Don't know that I've mentioned it and I'm doing so now to place the 'Blinding Glimpse of the Obvious' in its proper context, but since the New Year, I write a once-a-week column, 450 words, for my hometown (and very small) newspaper. It's my chew toy, subject to the same restrictions and protections Peter Zenger struggled to make possible and that I take for granted.

I have no illusions that any of the words I write will end up in a time capsule, unless a very famous dog has an historic bowel movement on the part of the newspaper containing the column because it was raining too hard to take Rover for 'walkies.' Yeah, possible; but not probable.

My concern in looking at it on the newspaper's website yesterday was there was a word misspelled in the headline, which I don't write, and I couldn't figure out what it was, until I came home and looked at the newsprint version and had my Eureka! moment.

Then, sitting at the kitchen table, having a tuna fish salad sandwich on Arnold Dutch Country Smooth Texture Premium Potato (Dan! No E!) bread I glanced down and encountered Marc Munroe Dion (his middle name is spelled two different ways on the same page). In my newspaper, his observations were entitled "In small town, loss of loved one isn't suffered in vacuum." In the Clay County Advocate-Press, where I found the same column, the title was "The Ties that Bind Us Together."

In recent weeks, the big news in The War (because there is only one, doncha know?) has been all over the MSM, Main Stream Media. The folks who cannot tell Billy Crystal from Stanley McChrystal have been blewed and screwed as pointy heads from think tanks dissect the state of hostilities in Afghanistan. There has been a lot of chatter about the 'sudden escalation in violence' (what the US media call attacks on the American military. Afghans are getting killed at about the same rate and pace as they have for centuries, so don't worry, okay? Unless, of course, you're an Afghan).

Eight US troops died in the last two days, and my big concern in The Wide World of Me was a spelling error...it took Marc Munroe Dion's written words to force me to be here now. I see the casualty reports from the Department of Defense; they are delivered by email if you sign up for them. I did and they are.

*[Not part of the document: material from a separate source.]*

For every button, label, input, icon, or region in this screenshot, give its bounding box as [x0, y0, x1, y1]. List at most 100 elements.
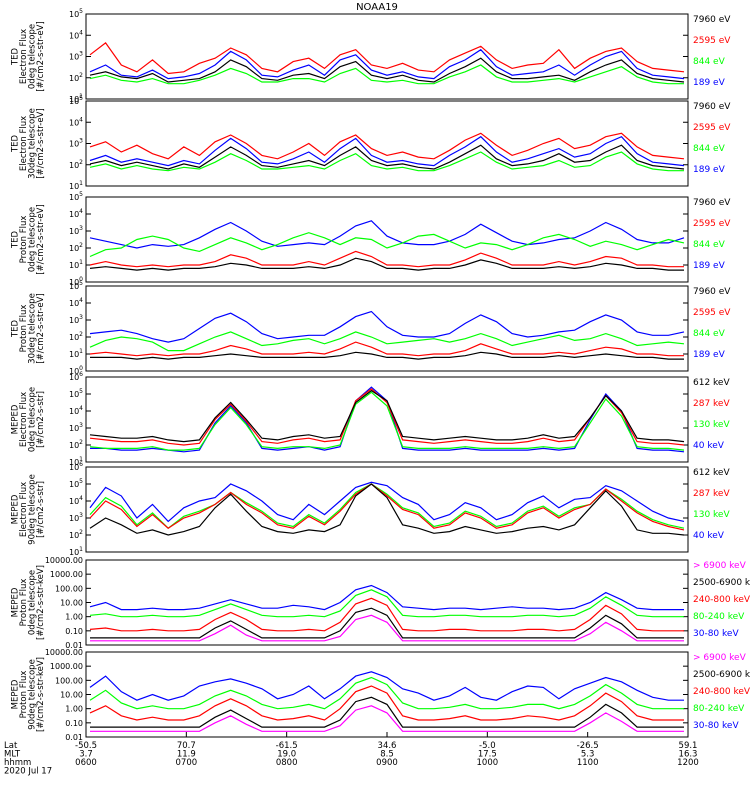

The ages of those killed numbs me-they are each all some one's child and they are gone forever.

I can not pray for them as I've lost my faith and so I worry for them working to get to tomorrow and adding to my list those not yet there but going, knowing I cannot protect any of them because we now live in a world where no one's child is safe from empty souls who hate because they have nothing to live for except to make other people die, too and not having any idea as to how any of this could have happened, but knowing that it did while I was on the watch, but saw and did nothing.